Rares sont les romans qui ont osé aborder les histoires d’amour entre un « indigène » musulman et une jeune Européenne, allant jusqu’au mariage, dans le moment colonial. Bien sûr, des histoires ont existé, notamment au moment de la conquête de l’Algérie, lorsque des officiers français ont épousé des jeunes femmes indigènes.
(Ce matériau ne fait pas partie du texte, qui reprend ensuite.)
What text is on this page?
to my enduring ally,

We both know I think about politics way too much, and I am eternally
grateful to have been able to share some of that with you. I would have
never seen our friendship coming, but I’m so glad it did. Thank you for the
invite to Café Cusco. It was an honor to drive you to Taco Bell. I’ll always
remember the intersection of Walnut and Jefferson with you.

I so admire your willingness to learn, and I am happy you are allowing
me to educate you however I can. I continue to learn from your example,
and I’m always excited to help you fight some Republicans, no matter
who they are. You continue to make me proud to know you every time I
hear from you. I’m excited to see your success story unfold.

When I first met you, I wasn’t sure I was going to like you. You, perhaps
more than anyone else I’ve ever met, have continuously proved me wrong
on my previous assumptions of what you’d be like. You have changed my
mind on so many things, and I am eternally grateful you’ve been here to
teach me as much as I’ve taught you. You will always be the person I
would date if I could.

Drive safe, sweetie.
On peut évoquer le cas célèbre d’Ismaÿl Urbain, saint-simonien convaincu, qui, devenu interprète de l’armée d’Afrique en Algérie et conseiller de Napoléon III pour les affaires algériennes, y épouse sa seconde femme le 28 mars 1840. Ou Péllissier de Reynaud, officier polytechnicien et fouriériste, qui préconise en 1836, pour favoriser l’intégration des Français, la généralisation des mariages mixtes. Une véritable « fusion des communautés » devait permettre, selon lui, l’émergence d’un « nouveau peuple ». Mais ces idées vont bien vite s’évanouir, s’inverser, et très vite s’imposera l’idée de l’impossibilité de la mixité politique, raciale, culturelle et confessionnelle en situation coloniale.
L’administration imposera progressivement à tous une exigence de respectabilité qui passe, y compris dans le domaine de la sexualité, par une moralisation et une racialisation de la société coloniale en construction. Et lorsque le combat pour les indépendances apparaît, les Européennes qui n’ont pas voulu respecter ce cadre sont considérées au mieux comme des filles naïves, ignorantes des règles de vie en milieu musulman ; au pire, comme des femmes perdues, des prostituées. De l’autre côté, dans la société musulmane au Maghreb, l’union ou le mariage avec une « étrangère » sont aussi mal considérés. Les femmes sont perçues comme les gardiennes vigilantes de la tradition religieuse et culturelle. Le refus du mélange avec « le pays des autres » est très fort.


Pas de manichéisme

On comprendra dans ces conditions tout l’intérêt d’un roman comme celui de Leïla Slimani qui, dans une belle écriture, maîtrisée, fluide, raconte l’histoire de Mathilde et Amine. Ils se rencontrent en France en 1944, s’aiment dans cette fin de la guerre, se marient et décident de vivre au Maroc près de Meknès. Commence le récit de deux solitudes qui cherchent à s’apprivoiser. Leïla Slimani livre un récit avec un sens remarquable de la description des mœurs, de la vie quotidienne, des gestes répétitifs du quotidien, des paysages lumineux et tourmentés. Elle nous fait pénétrer dans l’intimité de ce couple qui passe de la passion brûlante aux disputes, des affrontements aux retrouvailles nécessaires pour la vie des enfants. Pas de manichéisme dans ce récit sans concession, où apparaissent la rudesse de la vie paysanne marocaine ; la mélancolie d’une jeune femme française, « l’Alsacienne », courageuse dans un monde qu’elle apprendra à aimer ; la fierté d’un homme encombré de traditions qui « l’encerclent » ; le mépris d’une société coloniale. Leïla Slimani : « Le féminisme, ce n’est pas un truc pour vendre des rouges à lèvres »

Cruauté du patriarcat

La cruauté du patriarcat en société musulmane et méditerranéenne est aussi évoquée, avec l’enfermement de femmes interdites de sentiments. Et la vie dans une campagne où tous les acteurs sont aux prises avec une nature dont la rudesse impitoyable et la splendeur éclatante sont les deux versants d’une même entité. Une vie qui continue « à côté » des grondements d’une guerre pour l’indépendance. La déposition du sultan du Maroc en 1953 (le futur Mohammed V) mettra le feu aux poudres d’une guerre particulière, « où dans les assassinats se mêlaient la politique et les affaires personnelles. On tuait au nom de Dieu, de la patrie, pour effacer une dette, pour se venger d’une humiliation ou d’une femme adultère ». Une guerre qui bouleversera toutes les règles de vie.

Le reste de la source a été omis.